Multifunction cavitation technology to improve the surface function of Al – Cu alloy

Abstract

Multifunction cavitation (MFC) combines ultrasonic cavitation technology and water jet peening (WJP) technology. In this processing technique, it has been reported that the residual stress necessary for improving the fatigue strength on the pure Al surface is large, whereas the amount of surface scraping by this processing is small. Moreover, improvement of the corrosion resistance of the surface of Al–Cu alloys has been reported. In this study, to improve the efficiency and accuracy of MFC technology, the dependence of the surface condition, residual stress, and surface roughness on the distance from the water jet nozzle (standoff distance) to the specimen surface were evaluated. When Al–Cu alloy specimens were processed by MFC with a swirl flow nozzle (SFN–MFC), WJP with an SFN (SFN–WJP), and conventional WJP, erosion at the center of the specimens occurred when the standoff distance was 45 mm and was reduced as the standoff distance was increased.
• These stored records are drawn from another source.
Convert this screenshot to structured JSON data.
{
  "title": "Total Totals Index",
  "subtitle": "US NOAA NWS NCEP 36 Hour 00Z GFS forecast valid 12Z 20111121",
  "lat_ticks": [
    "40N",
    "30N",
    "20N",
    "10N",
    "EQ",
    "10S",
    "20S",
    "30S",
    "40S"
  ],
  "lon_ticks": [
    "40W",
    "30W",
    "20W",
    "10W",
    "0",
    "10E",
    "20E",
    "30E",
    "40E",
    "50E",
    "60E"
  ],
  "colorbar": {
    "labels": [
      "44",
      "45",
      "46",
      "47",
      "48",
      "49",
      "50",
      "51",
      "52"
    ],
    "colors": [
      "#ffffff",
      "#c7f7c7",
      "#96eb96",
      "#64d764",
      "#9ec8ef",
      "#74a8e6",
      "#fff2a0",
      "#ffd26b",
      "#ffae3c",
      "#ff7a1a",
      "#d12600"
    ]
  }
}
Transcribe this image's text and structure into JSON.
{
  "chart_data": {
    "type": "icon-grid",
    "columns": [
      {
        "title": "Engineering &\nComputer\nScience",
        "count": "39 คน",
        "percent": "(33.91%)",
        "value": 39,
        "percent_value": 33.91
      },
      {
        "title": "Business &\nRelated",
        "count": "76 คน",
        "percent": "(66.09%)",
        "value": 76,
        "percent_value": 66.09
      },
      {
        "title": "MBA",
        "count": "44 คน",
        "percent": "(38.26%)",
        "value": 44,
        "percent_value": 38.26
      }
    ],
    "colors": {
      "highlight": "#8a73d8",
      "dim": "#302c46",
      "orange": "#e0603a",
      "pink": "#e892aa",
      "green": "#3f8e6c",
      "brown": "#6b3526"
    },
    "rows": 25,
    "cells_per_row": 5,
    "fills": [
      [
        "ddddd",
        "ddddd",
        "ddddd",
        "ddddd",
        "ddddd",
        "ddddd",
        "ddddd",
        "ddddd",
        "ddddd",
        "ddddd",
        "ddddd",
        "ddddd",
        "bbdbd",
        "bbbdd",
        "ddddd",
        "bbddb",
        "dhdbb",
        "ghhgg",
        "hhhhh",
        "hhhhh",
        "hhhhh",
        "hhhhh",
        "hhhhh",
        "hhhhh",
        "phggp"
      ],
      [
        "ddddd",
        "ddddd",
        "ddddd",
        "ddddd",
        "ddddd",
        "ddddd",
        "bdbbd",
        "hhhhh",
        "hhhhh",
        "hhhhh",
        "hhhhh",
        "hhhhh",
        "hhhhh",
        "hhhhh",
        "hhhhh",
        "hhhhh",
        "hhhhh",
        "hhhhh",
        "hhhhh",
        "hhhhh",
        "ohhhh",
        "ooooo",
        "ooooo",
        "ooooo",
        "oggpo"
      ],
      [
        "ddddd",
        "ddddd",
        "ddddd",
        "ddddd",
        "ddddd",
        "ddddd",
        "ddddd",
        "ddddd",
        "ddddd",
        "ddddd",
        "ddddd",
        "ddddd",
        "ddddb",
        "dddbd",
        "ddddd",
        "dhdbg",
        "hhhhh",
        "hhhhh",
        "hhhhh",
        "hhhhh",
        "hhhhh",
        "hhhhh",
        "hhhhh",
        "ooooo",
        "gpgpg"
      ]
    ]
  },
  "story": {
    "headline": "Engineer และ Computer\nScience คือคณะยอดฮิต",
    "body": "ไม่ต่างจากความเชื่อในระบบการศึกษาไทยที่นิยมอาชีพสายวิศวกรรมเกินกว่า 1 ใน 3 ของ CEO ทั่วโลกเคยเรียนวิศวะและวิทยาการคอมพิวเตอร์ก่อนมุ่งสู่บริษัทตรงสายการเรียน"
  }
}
The maximum compressive residual stress was reached at standoff distances of 55, 65, and 45 mm for SFN–MFC, SFN–WJP, and WJP, respectively. The residual stress was found to be correlated with voids formed by cavitation processing. In SFN–MFC, at standoff distances of 55 and 60 mm, the cavitation bubbles were in the high-pressure and high-temperature regimes, respectively. These results demonstrate that high-temperature and high-pressure regimes exist in MFC, unlike in conventional WJP technology, and the temperature and pressure in the cavitation bubbles depend on the standoff distance.